If the AI ​​discovers multiple snapshots on an iPhone hard drive that are also on the NCEM's list, the photos are sent to an Apple employee, who can then view them in "clear" to ensure that 'it is indeed child pornography. For Apple, these safeguards make NeuralMatch a device that is not too intrusive. "If you store a collection of child abuse photos, you will have problems, but for others it will not make a difference at all," said Erik Neuenschwander, head of privacy matters for Apple, interviewed by the New York Times.

This new device "is clearly made to reassure the authorities and give pledges of goodwill to the police," said Riana Pfefferkorn, specialist in cybersurveillance issues at the Internet Observatory of Stanford University. , during a roundtable between several cybersecurity experts devoted to the announcement of Apple.

for sure, but I think I'm OK with this tradeoff?

FB reported 15.8M cases of CSAM to NCMEC in 2019;

Apple reported 205. Seems likely that there is massive under-reporting of very bad stuff on iOS

- Casey Newton (@CaseyNewton) August 5, 2021

A 2019 New York Times investigation had, in fact, shown that the fight against child pornography was one of the weak points on all major Internet platforms.

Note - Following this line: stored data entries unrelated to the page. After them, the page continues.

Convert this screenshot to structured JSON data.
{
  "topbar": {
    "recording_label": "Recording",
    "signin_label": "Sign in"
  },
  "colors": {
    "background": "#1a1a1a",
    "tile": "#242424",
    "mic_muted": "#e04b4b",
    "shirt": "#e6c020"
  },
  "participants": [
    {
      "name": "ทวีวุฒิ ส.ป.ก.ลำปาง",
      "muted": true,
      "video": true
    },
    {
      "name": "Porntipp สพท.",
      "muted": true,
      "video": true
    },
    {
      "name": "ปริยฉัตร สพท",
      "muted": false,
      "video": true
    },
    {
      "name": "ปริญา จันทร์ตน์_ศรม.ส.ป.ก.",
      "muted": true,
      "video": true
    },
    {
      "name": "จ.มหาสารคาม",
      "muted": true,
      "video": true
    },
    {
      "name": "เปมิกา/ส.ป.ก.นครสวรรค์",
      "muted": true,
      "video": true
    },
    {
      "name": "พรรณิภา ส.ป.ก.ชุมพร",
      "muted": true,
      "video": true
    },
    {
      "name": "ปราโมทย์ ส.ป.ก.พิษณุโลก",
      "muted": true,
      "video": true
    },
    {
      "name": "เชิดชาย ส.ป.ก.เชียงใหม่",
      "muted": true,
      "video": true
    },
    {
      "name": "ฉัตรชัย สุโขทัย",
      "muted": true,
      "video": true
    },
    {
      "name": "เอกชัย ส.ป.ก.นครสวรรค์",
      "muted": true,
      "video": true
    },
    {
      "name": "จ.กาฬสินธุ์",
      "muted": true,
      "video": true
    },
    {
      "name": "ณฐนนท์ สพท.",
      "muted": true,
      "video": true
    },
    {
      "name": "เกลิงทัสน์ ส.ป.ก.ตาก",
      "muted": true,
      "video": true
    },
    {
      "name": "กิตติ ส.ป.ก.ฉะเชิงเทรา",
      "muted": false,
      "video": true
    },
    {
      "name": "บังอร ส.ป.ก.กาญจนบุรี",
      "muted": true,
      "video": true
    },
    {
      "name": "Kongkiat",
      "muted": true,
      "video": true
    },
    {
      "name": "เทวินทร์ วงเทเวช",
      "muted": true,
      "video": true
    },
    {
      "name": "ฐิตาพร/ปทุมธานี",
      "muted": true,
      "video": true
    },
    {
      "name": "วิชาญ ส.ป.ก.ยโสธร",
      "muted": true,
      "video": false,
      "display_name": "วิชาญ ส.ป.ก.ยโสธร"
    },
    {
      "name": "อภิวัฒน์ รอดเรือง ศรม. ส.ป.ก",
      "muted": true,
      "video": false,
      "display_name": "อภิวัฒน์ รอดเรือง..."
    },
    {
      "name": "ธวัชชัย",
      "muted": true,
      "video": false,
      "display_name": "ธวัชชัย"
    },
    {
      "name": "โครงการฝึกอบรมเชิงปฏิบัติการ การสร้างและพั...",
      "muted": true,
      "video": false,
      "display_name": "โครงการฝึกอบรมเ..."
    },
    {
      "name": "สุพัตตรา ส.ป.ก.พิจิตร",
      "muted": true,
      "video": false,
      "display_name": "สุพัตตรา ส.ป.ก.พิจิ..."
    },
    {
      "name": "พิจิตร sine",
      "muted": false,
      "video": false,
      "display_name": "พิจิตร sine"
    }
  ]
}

And Apple is, so far, far behind other services in terms of detecting illegal content.

"In 2019, Facebook reported 15.8 million child pornographic content, against 205 for Apple. There is clearly a problem of underestimation of the number of illegal images circulating thanks to Apple's services," said Casey Newton on Twitter. , one of the most renowned American journalists in the field of new technologies.

The start of trouble

?

Apple is also reportedly preparing to strengthen data protection on iCloud by introducing end-to-end encryption (meaning all files saved in the cloud will become unreadable for Apple) in the coming months. "This is a long-awaited decision, and the announcement that has just been made may be a way for Apple to reassure the authorities by making them understand that it will still be possible to spot illegal content despite the encryption," explains Riana Pfefferkorn.

But to multiply the pledges to the police who have criticized it so much in the past, Apple would have gone a long way, according to several cybersurveillance specialists.

"It's a terrible device that will inevitably turn our computers [macbook, NLDR], iPhone and iPad into massive surveillance tools," said Ross Anderson, computer security specialist at Cambridge University, interviewed by the Financial Times . 

"This is how electronic surveillance sets in. First for the noblest of motives, then to hunt down gun footage, then find protest photos, then chat screenshots. about demonstrations, etc. ", fears John Hamasaki, an American lawyer specializing in criminal law, on Twitter. 

Apple would have, in fact, opened a Pandora's box by developing an AI that scans photos directly on smartphones or tablets. "From now on, it suffices to change a few parameters in the algorithm to allow it to find other types of photos", assures the Electronic Frontier Foundation, one of the main American NGOs fighting for the protection of privacy in online, in a statement released Thursday.

"Governments, including that of the United States, will inevitably ask Apple to adapt this device to the fight against terrorism. And we know how this notion can have different meanings from one country to another" , warns David Thiel, technical director of the Internet Observatory of Stanford, during a round table devoted to the initiative of Apple.

The fight against terrorism has, for example, been the pretext used by China for its policy of persecuting the Muslim minority of the Uighurs.

And after terrorism?

"I can very well imagine that the music and film lobby is demanding that Apple adapt this technology to find files that violate copyright," said Riana Pfefferkorn.

"You had better have confidence in the management of Apple never to give in to all these demands. From now on, confidence is all we have left to avoid the slippages of this technology", regrets Matthew Green, cryptography researcher at Johns Hopkins University in Baltimore. 

While waiting to see if the forecasts of these technological Cassandras come true, this device continues to fuel the vast debate on where to place the cursor of individual freedoms in the name of the fight for the noblest causes possible.